I remember my entrance into the Twitter world during an LIASCD workshop titled “Accelerated Learning” which was led by Bill Brennan and Tony Sinanis. In speaking about the power of being connected and developing a network on Twitter, Bill or Tony commented, “There is so much to learn. It is a firehose of information and you just need to know what to swallow.” I always think back to this comment as it is so on point and real. The connections I have made and the learning that has saturated my daily life is invaluable to my craft. In fact, the time I spend learning heightens my enthusiasm for educational and instructional leadership. I let my excitement drive my decision making. But…
I woke up this morning and immediately grabbed my phone as I do every Tuesday morning. Like a kid rushing out of bed to find where the elf has been strategically placed by his/her parents (we go crazy to inspire compliance), I look forward to seeing if my fantasy football team has won. I didn’t catch the end of Monday night’s game and I wound up losing. I shouldn’t have started Wentz. That is another story. Back to the blog. So, I grabbed the phone and opened the Twitter app instead of CBS Sports. I guess I do this unconsciously now. I see a tweet from Don Gately as part of last night’s #nyedchat and it opened my eyes! Don tweeted, “I have to be careful–my enthusiasm can drown out dissent/other voices that need to be heard.” WOW! This comment is the mark of an amazing leader. I agree with Don.
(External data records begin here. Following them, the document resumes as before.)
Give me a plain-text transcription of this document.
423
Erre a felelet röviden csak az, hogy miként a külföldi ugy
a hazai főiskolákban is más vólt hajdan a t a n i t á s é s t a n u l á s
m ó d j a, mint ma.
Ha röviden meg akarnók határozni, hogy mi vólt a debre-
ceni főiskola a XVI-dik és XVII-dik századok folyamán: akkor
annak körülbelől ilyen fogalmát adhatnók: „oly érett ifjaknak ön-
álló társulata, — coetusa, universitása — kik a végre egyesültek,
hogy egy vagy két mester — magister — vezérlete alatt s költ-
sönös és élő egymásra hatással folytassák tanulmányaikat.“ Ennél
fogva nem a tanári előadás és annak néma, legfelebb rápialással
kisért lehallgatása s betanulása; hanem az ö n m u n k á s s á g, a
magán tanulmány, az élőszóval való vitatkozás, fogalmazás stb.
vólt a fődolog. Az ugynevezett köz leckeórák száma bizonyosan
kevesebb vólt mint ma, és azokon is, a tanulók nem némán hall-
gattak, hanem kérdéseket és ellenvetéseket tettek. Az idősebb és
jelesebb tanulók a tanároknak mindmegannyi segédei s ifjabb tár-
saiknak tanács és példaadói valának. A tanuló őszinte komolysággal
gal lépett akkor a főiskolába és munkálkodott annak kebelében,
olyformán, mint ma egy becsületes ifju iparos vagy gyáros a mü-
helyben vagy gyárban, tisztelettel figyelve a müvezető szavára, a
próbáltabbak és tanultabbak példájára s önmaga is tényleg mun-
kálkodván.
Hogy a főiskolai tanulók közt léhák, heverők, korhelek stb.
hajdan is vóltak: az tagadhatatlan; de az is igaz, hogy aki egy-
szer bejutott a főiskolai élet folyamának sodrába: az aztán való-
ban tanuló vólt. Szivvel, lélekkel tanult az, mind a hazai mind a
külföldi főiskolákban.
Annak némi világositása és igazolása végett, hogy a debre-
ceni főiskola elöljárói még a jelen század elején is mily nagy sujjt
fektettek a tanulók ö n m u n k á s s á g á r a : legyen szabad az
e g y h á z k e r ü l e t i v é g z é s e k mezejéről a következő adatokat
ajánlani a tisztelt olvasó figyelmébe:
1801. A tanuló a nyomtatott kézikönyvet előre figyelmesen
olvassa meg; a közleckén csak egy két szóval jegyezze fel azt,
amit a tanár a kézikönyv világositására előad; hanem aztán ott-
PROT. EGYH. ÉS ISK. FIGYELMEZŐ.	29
We have to be cognizant of allowing all voices to be heard so our leadership matches our audience’s needs. I couldn’t stop thinking about my last post on evaluation. Do I allow others to freely comment and speak their minds? Do I provide a safe space so dissent can have power? At my last meeting with my librarians, I used Andy Greene’s commandment, “No parking lot conversations.” Are my enthusiasm, passion, and learning providing a spark for these parking lot conversations that have no power and no true impact? Am I allowing the supposed Debbie Downers, Negative Nellies, and Raincloud Johnnies to speak? How many times do I hear, “I hate to play Devil’s Advocate, but….” Why should an apology preface an opinion or perspective?
I have been asked the following question on ninety percent of all interviews for various jobs for which I applied: “What is your biggest weakness?” When I ask this question of potential candidates, I always get the planned answers. The answers that weaken a candidate’s position. How many of you have heard one of the following–I am a perfectionist, or I work too many hours, or some similarly contrived response? My answer is going to be that I sometimes swallow too much water. Of course, I will explain it. But, maybe I do. Am I so saturated with networked enthusiasm that I am drowning out the voices that need to be heard? Is that even a bad thing? The firehose that fuels my learning is growing…each minute.
I kept this post short to hopefully get honest reactions. Gulp.